Surely there is not a serious investor or executive out there who hasn't considered putting some money into the green revolution in the expectation of getting even more out. Retailers see an opportunity to widen margins and do some effective marketing. Political pressure and the dawning awareness of energy scarcity are making renewable energy look like at worst a great hedge against the caprices of energy markets, and at best the next revolution. And big players see a huge opportunity to make a splash in a cap-and-trade carbon market, and are teaming up with environmentalists to lobby governments to bring one about--an alliance no one would have anticipated only a short time ago. Even a corporation like Wal-Mart, once the punching bag for protesters of every stripe, is flexing its considerable buying power to force its customers to use compact fluorescent light bulbs.Sir Nicholas Stern got the world's attention when he said that global warming is the biggest market failure in history. In other words, it is because we failed to factor in the environmental cost of doing business that we have ended up in this possibly catastrophic mess. It would be nice if we could relax now that the market has come around to the environmentalists' way of seeing things.
Unfortunately, we can't.
Market solutions will certainly help ease the transition towards a low-carbon economy. But they're not going to solve the underlying problem, which is almost never discussed, though it is hidden in plain sight.
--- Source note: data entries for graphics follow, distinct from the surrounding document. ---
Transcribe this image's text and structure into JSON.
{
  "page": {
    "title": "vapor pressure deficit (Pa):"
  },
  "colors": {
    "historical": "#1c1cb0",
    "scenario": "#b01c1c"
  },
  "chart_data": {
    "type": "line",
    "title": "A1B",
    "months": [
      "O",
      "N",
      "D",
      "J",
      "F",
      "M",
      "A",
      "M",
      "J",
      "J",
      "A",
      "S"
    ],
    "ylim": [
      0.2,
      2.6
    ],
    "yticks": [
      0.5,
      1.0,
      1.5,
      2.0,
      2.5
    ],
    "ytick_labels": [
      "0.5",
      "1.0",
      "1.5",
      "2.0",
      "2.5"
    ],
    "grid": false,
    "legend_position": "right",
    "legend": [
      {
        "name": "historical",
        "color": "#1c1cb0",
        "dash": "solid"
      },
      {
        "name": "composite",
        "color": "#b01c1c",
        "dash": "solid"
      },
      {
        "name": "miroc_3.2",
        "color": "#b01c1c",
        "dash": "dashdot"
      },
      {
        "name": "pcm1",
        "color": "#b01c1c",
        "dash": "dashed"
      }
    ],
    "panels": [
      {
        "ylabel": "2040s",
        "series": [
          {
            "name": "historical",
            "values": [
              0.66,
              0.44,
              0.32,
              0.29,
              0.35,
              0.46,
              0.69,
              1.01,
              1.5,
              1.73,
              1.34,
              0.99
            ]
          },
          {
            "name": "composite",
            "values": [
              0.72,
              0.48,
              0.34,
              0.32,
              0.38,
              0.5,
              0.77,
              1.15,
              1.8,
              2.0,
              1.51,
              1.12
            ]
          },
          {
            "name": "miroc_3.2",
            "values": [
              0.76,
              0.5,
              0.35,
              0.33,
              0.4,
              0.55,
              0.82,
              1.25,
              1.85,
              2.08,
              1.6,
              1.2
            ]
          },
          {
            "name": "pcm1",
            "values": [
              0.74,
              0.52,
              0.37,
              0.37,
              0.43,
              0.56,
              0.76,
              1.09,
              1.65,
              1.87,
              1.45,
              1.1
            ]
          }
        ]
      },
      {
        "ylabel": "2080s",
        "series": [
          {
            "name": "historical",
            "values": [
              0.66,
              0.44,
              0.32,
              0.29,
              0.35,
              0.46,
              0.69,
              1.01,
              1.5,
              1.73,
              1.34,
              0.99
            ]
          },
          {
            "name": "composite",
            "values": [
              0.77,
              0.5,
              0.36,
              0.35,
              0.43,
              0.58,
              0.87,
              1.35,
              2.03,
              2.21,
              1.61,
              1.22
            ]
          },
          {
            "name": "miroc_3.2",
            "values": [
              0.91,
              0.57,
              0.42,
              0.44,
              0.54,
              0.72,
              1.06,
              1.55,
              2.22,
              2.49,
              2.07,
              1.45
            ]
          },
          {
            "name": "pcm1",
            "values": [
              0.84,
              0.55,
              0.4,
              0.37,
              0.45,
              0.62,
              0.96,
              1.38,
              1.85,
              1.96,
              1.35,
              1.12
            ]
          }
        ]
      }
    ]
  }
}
Every time we read about China's economic growth, it is coupled with concern over mounting scarcity of energy and commodities, the displacement of millions of Chinese citizens, and apocalyptic environmental degradation. Such growth, it is easy to see, is unsustainable. Well, what about our own economic growth? As resources and energy sources dwindle, as competition for them mounts, and pollution reaches what may prove to be suicidal levels, can we still make a case for economic growth?
The question seems absurd at first. Who could seriously advocate an end to growth? So let's put it another way. Who could seriously advocate pursuing a path that leads almost certainly to disaster? Growth this year is great, and we'd be devastated if there were none next year. But the fact is that there cannot be growth every year indefinitely.
These questions are not merely rhetorical. They are in part a response to an extraordinary press release from the Canadian Chamber of Commerce in response to the Canadian government's Clean Air Act. It can be difficult to spot the bias in a document like this. The CCC's blind spots are our own. But the problems are there nonetheless.
Though there are plenty of instances of business's sense of entitlement to government cooperation, and its certainty that it is up to the corporate world's discretion to set greenhouse gas targets, none of this is particularly troubling. Indeed, as we've seen, the business world may decide to go green on its own. The real, and seemingly inescapable, problem concerns the link between emissions and growth.
When the Clean Air Act was first unveiled, it was slammed by environmentalists for refusing to set hard limits for greenhouse gas emissions, preferring instead "intensity" targets, which mean that companies would have to produce fewer emissions per unit of output, rather than stay under a hard "cap." If a company or an economy stays the same size, there is no difference between an intensity limit and a cap. But if that company or economy is growing, an intensity cap means that you can actually generate more greenhouse gas, but be credited with emitting less. On the other hand, a hard cap means that any growth will have to be carbon-free.
That is to say, a hard cap makes growth, particularly within carbon-intensive industries, much harder to accomplish. So the CCC was happy they did not appear in the Clean Air Act. Here is their reaction: "Intensity-based targets for greenhouse gases do not discriminate against companies that are expanding and will focus on improving productivity and energy efficiency."
It sounds wonderful, but is this what we want? The facts are in front of us in black and white. Our environmental footprint already far exceeds available resources. According to the World Wildlife Fund's Living Planet Report, we have been in resource overshoot since the 1980s. That is, it would take 1.4 Earths to keep us in the style to which we are accustomed. And our demand keeps growing: if everyone in China had a car, there would be no oil left for everyone else. But before we blame the Chinese and the Indians, let's be fair. The average rich Westerner has a footprint many, many times larger than an Indian villager. To blame growth in the developing world for mounting greenhouse gas emissions is no different from asking them to stay poor so that we can continue to live in huge, inefficient houses and drive huge, inefficient cars a little longer.
The problems of economic growth are not going to be solved right away. They will require huge, dizzying shifts in perspective (to say nothing of the possibility of violent upheaval) before we even approach a solution. No politician is going to run on a zero-growth platform, and mobs are not going to take to the streets to demand less growth, or less employment. But we can see where all this is headed, and something is going to have to give.
And so we come back to the phenomenon of business going green. Environmental concern is good for business. And insofar as it is good for the Earth, who is going to complain? Indeed, the idea that environmentalists would one day worry about corporations suddenly going green would have been laughable only a short time ago. But if "good for business" means a growing economy, then it is clear that the environmental revolution in the board rooms of the planet may not be green enough, and may be the first step on a route to a future nearly unimaginable to the businessmen and investors currently investing in the environment, and even less comprehensible to those who are not.